This soup is a perfect balance of sweet from the sweet potato, earthy from the almonds, and heat from the smoky chipotle — and it's good for you, too. It makes a great weekend lunch or light dinner. Serve it with crusty bread and a simple salad or in little sake or espresso cups for a cocktail party.
- 4-5 large sweet potatoes, about 3 pounds
- 3 Tablespoons canola oil, or butter
- 2 medium onions, diced
- 1/2 Cup white wine
- 1 chipotle pepper in adobo sauce, finely minced, adobo sauce reserved
- 6 Tablespoons ground almonds
- 6-8 Cups vegetable or chicken stock, or water
- 1/4 Cup maple syrup or honey, to taste
- Slivered almonds, roasted for garnish
Preheat the oven to 375 degrees.
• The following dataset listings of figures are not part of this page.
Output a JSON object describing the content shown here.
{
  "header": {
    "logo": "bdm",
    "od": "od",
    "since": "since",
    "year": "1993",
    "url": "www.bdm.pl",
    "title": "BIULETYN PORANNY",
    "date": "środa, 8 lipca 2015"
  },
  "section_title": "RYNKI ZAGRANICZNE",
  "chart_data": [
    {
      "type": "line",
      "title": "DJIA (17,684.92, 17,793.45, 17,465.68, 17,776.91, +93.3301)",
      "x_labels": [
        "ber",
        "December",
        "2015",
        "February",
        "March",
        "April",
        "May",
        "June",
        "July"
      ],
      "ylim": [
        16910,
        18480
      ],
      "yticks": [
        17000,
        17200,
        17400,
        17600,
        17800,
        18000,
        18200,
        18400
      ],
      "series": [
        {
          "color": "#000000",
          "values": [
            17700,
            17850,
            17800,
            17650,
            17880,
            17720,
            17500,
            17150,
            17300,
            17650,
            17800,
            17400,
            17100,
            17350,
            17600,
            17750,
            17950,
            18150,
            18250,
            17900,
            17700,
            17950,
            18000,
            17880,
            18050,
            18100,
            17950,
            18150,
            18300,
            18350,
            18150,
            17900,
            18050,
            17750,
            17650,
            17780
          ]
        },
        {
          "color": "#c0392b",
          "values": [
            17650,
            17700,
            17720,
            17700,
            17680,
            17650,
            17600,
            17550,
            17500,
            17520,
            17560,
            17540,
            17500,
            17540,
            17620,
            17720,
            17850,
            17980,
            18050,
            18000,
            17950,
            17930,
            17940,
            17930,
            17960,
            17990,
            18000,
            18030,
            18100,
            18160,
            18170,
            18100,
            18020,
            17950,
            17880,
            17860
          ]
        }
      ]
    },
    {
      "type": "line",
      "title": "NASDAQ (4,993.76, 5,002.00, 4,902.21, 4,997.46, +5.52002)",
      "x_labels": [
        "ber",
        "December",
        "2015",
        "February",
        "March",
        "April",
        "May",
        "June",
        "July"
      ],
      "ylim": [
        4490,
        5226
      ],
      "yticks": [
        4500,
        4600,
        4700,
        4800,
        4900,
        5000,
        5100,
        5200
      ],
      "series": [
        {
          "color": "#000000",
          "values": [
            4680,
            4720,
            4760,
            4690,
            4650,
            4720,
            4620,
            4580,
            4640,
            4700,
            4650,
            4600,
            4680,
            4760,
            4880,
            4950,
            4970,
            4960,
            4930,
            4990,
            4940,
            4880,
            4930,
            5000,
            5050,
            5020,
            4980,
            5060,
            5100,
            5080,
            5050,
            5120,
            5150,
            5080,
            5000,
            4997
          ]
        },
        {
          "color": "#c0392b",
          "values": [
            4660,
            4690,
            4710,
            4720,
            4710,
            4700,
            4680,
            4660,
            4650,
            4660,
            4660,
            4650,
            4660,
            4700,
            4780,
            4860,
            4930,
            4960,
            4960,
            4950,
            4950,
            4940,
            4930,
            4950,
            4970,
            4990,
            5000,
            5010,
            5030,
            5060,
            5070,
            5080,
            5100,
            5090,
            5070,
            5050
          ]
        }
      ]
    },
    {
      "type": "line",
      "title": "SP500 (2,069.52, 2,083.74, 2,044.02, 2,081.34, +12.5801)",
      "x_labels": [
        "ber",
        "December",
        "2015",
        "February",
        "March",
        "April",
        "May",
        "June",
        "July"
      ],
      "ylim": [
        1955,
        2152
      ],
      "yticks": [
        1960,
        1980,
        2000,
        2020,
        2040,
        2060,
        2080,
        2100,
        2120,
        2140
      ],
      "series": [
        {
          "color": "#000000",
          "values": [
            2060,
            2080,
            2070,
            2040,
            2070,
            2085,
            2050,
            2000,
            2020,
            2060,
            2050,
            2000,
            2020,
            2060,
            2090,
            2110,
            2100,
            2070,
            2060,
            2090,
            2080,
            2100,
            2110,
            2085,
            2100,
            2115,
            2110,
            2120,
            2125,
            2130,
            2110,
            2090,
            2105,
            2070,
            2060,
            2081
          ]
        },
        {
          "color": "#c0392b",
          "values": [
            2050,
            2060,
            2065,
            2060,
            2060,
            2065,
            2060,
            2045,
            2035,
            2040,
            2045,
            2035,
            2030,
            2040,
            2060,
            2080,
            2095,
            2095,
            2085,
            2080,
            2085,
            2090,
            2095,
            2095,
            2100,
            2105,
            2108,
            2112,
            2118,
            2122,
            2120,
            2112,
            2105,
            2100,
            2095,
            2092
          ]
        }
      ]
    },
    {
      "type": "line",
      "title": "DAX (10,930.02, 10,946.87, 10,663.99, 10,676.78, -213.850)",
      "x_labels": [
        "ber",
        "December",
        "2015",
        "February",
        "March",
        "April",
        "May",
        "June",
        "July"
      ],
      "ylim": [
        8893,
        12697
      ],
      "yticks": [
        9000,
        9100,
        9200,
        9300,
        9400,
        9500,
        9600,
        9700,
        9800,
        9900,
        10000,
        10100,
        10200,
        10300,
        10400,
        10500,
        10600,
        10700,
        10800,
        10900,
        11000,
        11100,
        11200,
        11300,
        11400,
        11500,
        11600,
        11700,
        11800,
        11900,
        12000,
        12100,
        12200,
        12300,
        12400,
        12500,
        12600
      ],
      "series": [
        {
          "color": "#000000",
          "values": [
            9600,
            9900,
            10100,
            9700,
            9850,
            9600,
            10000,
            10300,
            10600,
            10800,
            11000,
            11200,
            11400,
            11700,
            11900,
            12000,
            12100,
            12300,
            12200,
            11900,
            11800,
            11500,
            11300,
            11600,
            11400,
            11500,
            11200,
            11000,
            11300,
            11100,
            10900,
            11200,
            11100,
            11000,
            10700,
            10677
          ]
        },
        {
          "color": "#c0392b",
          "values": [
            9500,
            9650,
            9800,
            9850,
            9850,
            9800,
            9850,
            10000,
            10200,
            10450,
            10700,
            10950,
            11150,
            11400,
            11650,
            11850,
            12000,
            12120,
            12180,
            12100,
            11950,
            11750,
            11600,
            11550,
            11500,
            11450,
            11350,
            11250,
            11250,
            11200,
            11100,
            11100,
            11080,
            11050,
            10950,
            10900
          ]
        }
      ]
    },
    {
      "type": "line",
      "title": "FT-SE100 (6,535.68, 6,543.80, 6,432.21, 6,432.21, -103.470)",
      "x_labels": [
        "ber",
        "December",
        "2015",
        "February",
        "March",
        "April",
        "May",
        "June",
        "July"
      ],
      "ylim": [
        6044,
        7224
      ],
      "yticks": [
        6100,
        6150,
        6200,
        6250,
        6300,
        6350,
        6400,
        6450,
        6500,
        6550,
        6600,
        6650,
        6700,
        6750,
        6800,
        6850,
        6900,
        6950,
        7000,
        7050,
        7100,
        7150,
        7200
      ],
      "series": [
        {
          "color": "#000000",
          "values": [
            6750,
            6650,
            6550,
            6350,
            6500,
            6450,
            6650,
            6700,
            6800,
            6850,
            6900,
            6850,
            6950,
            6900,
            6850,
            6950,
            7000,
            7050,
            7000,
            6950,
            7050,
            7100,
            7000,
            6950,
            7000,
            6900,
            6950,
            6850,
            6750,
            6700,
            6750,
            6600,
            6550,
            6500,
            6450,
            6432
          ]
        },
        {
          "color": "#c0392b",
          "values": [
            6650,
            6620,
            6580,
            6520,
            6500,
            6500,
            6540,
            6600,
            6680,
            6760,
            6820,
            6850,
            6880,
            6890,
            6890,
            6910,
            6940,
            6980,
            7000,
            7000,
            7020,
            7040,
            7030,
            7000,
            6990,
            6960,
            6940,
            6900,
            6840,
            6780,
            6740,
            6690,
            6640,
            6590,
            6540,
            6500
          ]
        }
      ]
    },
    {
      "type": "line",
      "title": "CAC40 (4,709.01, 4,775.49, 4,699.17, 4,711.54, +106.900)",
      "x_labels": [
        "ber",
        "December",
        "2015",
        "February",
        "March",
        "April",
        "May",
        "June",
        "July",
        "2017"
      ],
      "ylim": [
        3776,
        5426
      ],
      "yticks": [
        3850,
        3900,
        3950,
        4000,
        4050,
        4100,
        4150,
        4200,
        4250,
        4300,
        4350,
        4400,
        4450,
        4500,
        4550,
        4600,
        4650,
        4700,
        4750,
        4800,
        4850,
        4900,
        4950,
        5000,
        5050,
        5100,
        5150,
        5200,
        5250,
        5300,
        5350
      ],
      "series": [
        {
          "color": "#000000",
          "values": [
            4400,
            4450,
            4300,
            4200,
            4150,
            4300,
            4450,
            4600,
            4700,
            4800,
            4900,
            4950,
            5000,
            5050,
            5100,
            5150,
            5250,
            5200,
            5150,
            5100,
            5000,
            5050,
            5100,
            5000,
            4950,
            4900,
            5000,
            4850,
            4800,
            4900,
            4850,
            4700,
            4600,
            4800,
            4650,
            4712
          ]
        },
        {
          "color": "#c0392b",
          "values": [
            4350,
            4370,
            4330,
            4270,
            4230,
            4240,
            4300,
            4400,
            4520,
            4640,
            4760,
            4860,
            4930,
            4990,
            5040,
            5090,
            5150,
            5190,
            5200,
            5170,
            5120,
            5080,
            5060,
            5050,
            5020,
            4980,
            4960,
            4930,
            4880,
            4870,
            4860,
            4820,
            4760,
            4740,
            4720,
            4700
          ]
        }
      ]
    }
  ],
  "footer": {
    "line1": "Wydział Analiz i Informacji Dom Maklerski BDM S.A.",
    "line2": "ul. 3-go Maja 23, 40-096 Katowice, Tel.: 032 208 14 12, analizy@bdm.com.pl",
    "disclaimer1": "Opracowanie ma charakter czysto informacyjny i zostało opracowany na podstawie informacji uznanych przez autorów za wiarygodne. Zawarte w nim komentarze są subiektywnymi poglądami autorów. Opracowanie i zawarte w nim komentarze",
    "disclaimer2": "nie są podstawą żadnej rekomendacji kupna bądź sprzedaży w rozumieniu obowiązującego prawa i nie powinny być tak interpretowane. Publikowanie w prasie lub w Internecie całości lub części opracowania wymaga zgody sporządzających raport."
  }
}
Line a baking sheet with foil. Place the sweet potatoes on baking sheet. Bake until soft when pierced with a knife (more than 1 hour). Let cool. Peel and discard skin and rough chop.
Heat the oil or butter over medium heat in large, heavy soup pot. Cook the onions 7 minutes stirring often or until translucent. Add the white wine. When the liquid has evaporated, add the chipotle and cook for 2-3 minutes.
Add the ground almonds and stir. Add the sweet potatoes and stir. Add enough cold stock (or water if using) to cover.
Turn the heat up to medium-high. Once boiling, reduce the heat and simmer, covered, for 15 minutes or until soft. Remove the soup from the heat. Using a hand blender, purée soup until smooth. Stir in the maple syrup to taste and season with salt and pepper. Garnish with roasted slivered almonds.